In the village below, the church bells start to ring, slow and persistent, and the sound makes its way into the house and continues late into the night.

He spends the night sleeping and not sleeping on the chair and at some point he dreams. He is standing, alone, by the side of the coast road, the glare of a full and heavy moon bearing down on the sea in front of him and on the fields behind. Both the sea and the fields are still and calm under the weight of the moonlight and the reflection of the moon on the water amplifies its glare. He is waiting for something he knows is about to happen, so when it does happen, it is not a surprise.

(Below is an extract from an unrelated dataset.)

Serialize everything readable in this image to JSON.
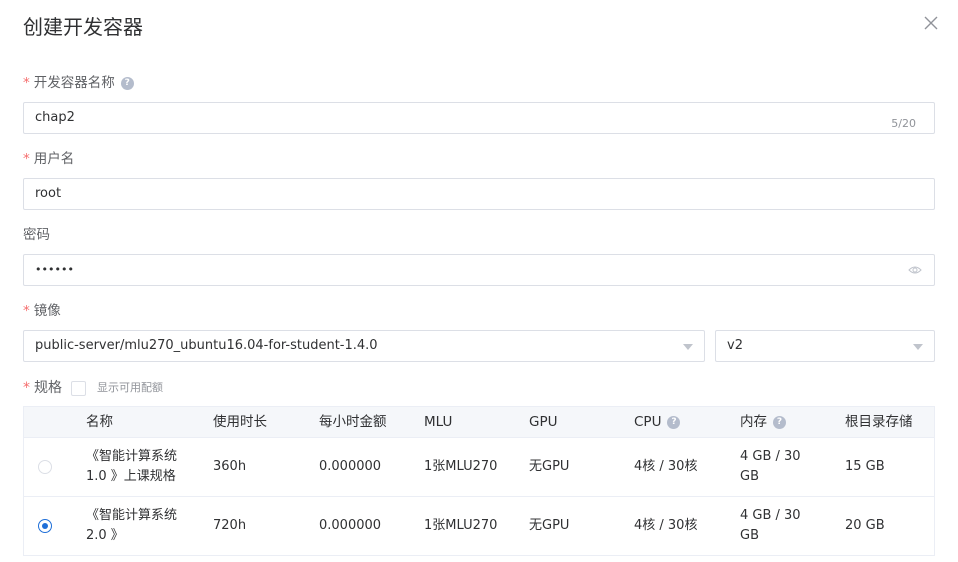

A slight movement in the water, a susurration from the fields behind, and they emerge, like some great exodus or migration of animals, pulled out of the sea by the moon all at once. They emerge in their hundreds, or perhaps in their thousands, pouring out of the sea and he cannot believe the sea is able to hold so many of them. They emerge in numbers too great for him to take in and, overwhelmed, he turns away from them, only to find they are emerging too from the barrows and are filling the fields. Perran upon Perran upon Perran. Timothy knows they are all Perran and that each one of them has within him the potential for infinite variety, though all the figures before him are faceless and featureless. At that moment he feels he knows for each of the Perrans emerging every decision each of them has made and will ever make, and still they pour forth from the sea and from the ground. They crowd towards him, not out of any knowledge of him or sense that he is there, but because they fill all the space around, and they continue to come until they block out the light from the moon, and the darkness takes him.